Syrian state TV immediately called the resignation a hoax as the story spread quickly in the late hours here.

Guests on the France 24 program were dumbfounded but said the resignation had its logic, comparing it to the resignations of several of Col. Muammar Qaddafi’s top Libyan diplomats two months ago.

The alleged departure also came a day after French Foreign Minister Alain Juppe in Washington gave a speech at the Brookings Institution arguing that the Syrian regime had lost its legitimacy in the wake of the deaths of protesters. Later he said it was inconceivable that there would be no UN vote against the regime’s behavior. France was also the first country to recognize a new government in Libya.

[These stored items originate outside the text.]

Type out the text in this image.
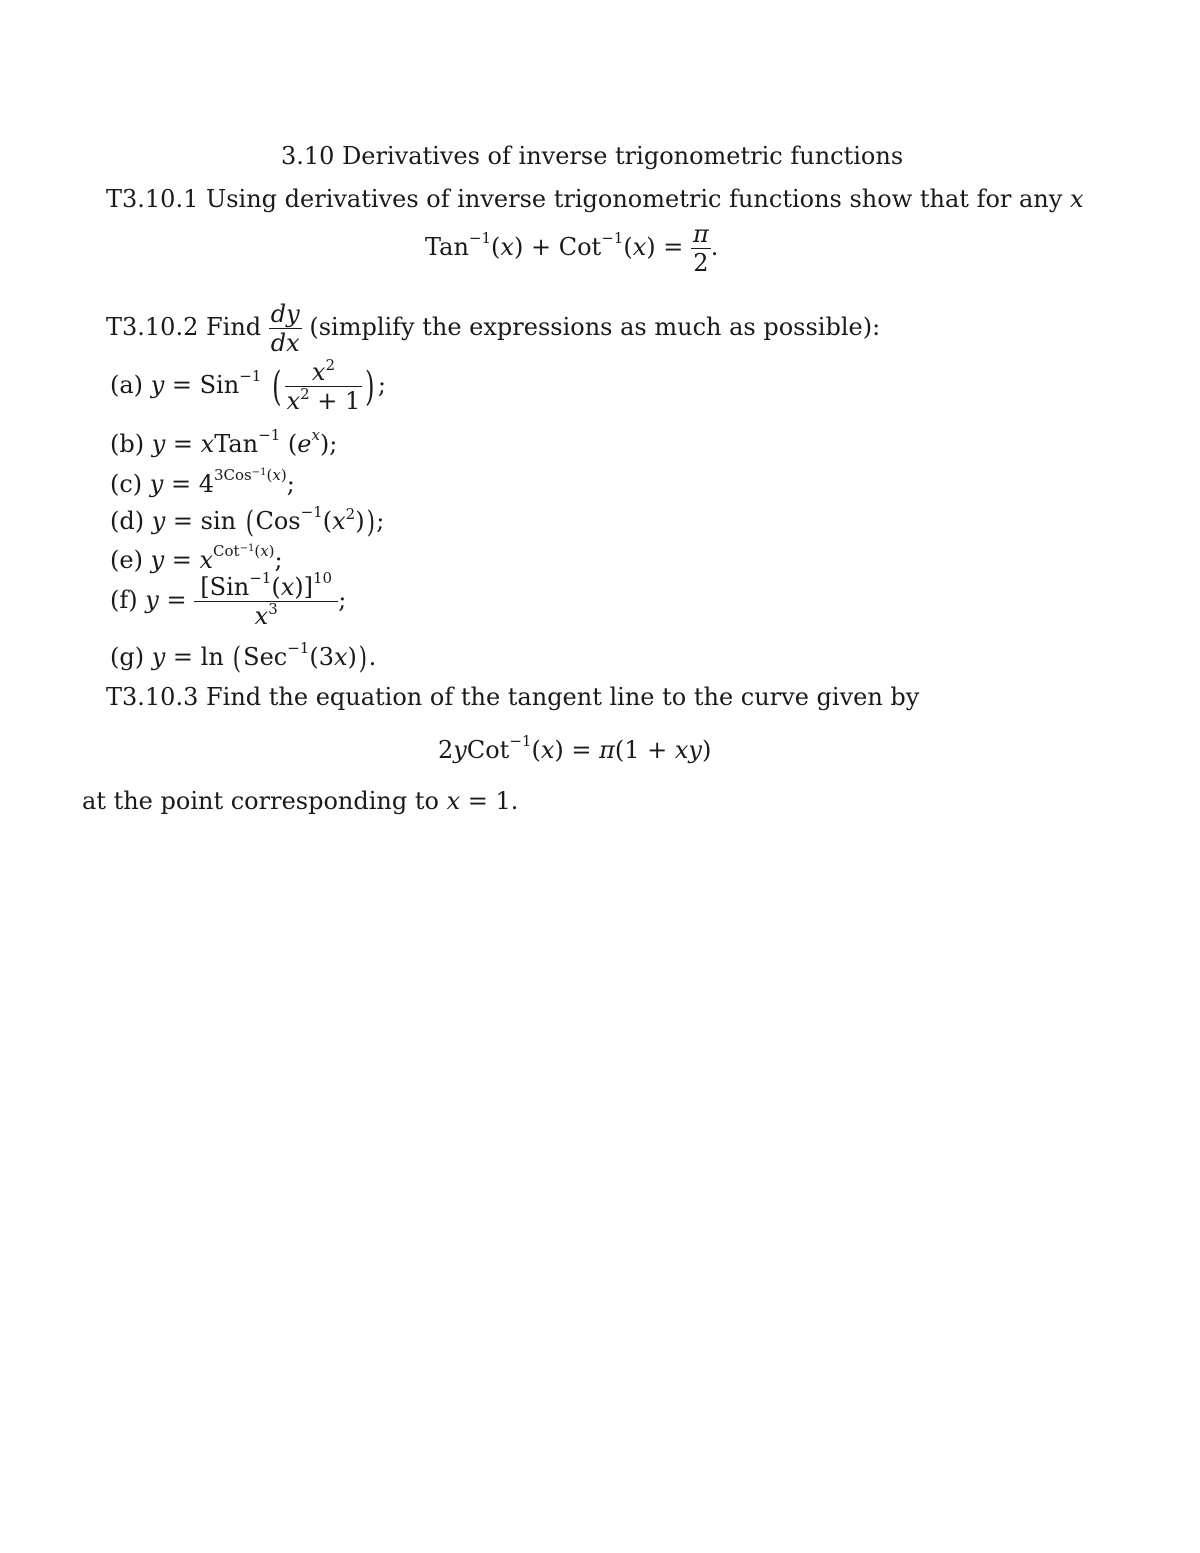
3.10 Derivatives of inverse trigonometric functions
T3.10.1 Using derivatives of inverse trigonometric functions show that for any x
$Tan^{-1}(x) + Cot^{-1}(x) = \frac{\pi}{2}$ .
T3.10.2 Find $\frac{dy}{dx}$ (simplify the expressions as much as possible):
(a) y = Sin$^{-1}$ ( $\frac{x^2}{x^2 + 1}$ ) ;
(b) y = xTan$^{-1}$ $(e^x)$;
(c) $y = 4^{3Cos^{-1}(x)}$;
(d) $y = \sin (Cos^{-1}(x^2))$;
(e) $y = x^{Cot^{-1}(x)}$;
(f) $y = \frac{[Sin^{-1}(x)]^{10}}{x^3}$ ;
(g) y = ln (Sec$^{-1}$(3x)).
T3.10.3 Find the equation of the tangent line to the curve given by
2yCot$^{-1}$(x) = π(1 + xy)
at the point corresponding to x = 1.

This morning, Shakkur invited BFM TV, a Paris station, to her embassy office and said she “condemned France 24 for its acts of disinformation” and said she planned to sue. She stood in front of a portrait of Syrian President Bashar al-Assad and used strong and forthright language.

Shakkur has been ambassador to France since 2008, a post once held by her father. Immediate speculation centered on whether the France 24 caller was an impostor, or whether Shakkur had been threatened or changed her mind.

But images of her in her office this morning have doused much of the speculation and have centered questions on possible dissent within the embassy. The speaker with France 24 had a thicker French-Arab accent than Shakkur had this morning. For instance, the ambassador does not roll her r’s as did the voice on air last night.

Kaplan said the news station has invited Shakkur on air tonight. France 24 issued a statement saying it was possible the station had been manipulated and said it would sue those responsible if so.